Al contrario de lo que ocurría con Gergovia, Alesia requiere mucho trabajo de la imaginación para relacionar los Comentarios con lo que vemos sobre el terreno. Atravesamos el pueblo, Alise-Sainte-Reigne, buscando la cima —el monte Auxois—, donde se está excavando la ciudad galo-romana que sustituyó al oppidum. Unos carteles al borde del barranco, en el único lugar en que parece abrirse la vista panorámica, nos permiten especular con la situación de alguno de los campamentos legionarios. Lo mejor, a quinientos metros, en un lugar no especialmente cuidado, la celebérrima estatua de Vercingétorix, que no defrauda: con porte sosegado y más resignado que alerta, nos parece en verdad un héroe.

Bajamos a la planicie y nos dirigimos al museo, extraordinario, que merece una visita sin prisas. Y tras el edificio, una recreación del doble vallum, con los fosos, torres y empalizadas a tamaño natural. Ahí situados, mirando al monte Auxois, tenemos, nada menos, idéntica perspectiva que la que tuvo César.

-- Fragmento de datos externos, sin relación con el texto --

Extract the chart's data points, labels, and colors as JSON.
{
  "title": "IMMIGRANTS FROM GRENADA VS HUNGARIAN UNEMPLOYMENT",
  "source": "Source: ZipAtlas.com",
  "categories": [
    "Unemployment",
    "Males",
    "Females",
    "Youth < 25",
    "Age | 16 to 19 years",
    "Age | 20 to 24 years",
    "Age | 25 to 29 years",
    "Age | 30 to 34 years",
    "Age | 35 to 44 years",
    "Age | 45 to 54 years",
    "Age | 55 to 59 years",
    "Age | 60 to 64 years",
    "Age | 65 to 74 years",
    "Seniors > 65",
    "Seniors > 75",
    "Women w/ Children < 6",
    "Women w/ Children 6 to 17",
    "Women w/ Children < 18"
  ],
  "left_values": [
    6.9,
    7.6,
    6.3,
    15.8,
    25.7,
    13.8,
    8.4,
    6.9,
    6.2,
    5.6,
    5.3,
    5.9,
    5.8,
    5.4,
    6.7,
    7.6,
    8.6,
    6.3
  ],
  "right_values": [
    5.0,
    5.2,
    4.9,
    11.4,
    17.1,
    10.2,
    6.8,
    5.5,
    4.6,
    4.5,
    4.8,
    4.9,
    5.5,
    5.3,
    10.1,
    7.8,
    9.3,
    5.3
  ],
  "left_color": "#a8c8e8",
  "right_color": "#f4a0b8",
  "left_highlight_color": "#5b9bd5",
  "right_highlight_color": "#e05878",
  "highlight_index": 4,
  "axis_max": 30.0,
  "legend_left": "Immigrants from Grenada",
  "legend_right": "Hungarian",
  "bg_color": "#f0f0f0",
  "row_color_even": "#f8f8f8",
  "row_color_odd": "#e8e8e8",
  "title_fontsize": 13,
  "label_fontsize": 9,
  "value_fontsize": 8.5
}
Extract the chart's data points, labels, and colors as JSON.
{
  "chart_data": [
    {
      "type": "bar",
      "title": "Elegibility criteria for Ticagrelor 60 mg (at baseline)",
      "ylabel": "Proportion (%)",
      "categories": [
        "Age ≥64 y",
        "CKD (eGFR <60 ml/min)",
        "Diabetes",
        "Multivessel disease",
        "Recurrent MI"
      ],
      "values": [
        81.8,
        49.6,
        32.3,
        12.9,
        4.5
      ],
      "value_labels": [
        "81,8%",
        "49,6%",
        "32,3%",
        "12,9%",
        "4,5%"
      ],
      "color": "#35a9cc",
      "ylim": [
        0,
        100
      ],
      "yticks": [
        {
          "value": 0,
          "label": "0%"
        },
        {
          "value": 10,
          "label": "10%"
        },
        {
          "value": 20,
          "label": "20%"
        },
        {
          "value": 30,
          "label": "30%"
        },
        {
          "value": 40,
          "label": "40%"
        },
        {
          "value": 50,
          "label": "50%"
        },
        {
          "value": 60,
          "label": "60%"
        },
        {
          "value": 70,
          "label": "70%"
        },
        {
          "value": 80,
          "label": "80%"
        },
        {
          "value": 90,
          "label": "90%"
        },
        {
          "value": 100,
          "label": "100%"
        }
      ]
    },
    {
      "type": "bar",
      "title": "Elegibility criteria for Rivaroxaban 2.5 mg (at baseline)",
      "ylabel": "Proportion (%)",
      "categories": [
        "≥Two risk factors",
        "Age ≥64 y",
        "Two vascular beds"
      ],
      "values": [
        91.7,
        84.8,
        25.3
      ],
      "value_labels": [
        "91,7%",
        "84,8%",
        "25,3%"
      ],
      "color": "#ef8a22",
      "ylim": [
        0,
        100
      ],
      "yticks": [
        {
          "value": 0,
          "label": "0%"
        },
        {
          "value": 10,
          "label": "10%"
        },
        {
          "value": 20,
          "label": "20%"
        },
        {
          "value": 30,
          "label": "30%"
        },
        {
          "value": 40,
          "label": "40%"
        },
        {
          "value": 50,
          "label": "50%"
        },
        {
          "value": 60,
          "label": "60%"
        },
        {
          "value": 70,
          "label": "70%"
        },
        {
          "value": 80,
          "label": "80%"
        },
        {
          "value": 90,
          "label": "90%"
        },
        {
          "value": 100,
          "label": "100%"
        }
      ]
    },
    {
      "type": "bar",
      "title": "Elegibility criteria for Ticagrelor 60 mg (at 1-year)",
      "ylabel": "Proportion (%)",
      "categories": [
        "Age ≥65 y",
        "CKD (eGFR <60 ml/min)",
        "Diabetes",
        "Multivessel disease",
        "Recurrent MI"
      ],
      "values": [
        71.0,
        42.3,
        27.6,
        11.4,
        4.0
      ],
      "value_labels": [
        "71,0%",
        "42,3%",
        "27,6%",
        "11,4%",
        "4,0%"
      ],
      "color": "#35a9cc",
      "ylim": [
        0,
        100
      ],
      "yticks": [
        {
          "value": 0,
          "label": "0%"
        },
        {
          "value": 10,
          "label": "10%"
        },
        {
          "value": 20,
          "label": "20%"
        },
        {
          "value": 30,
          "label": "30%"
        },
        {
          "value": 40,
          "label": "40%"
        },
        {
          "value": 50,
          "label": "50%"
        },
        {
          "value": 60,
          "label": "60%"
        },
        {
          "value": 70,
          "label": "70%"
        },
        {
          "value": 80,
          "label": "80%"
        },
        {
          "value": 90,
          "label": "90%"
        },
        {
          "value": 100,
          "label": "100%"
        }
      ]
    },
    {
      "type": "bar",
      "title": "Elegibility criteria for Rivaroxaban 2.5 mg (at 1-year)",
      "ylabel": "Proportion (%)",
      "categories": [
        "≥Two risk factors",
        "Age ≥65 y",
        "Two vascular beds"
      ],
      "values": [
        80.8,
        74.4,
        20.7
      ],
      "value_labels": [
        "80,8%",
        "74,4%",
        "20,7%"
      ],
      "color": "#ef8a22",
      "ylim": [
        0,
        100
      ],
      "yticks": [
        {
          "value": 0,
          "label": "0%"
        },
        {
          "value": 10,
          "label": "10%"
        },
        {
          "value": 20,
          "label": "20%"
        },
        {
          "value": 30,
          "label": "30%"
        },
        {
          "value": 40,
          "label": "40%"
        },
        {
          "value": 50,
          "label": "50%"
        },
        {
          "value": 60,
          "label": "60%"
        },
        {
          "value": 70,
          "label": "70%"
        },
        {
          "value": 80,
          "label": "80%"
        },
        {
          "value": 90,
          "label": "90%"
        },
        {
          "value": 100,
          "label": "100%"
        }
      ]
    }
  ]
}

Es el mejor momento, aquí en Alesia, para cerrar el ejemplar de los Comentarios a la guerra de las Galias, que no hemos dejado de la mano desde Ginebra. Dentro habíamos metido una pequeña nota copiada de Quevedo, Vida de Marco Bruto. Sirva de epílogo:

«Julio César peleaba y escribía: esto es hacer y decir. En igual precio tuvo su estudio y su vida. Nadando con un brazo, sacó sus Comentarios en el otro. No los juzgó por menos vida que su vida».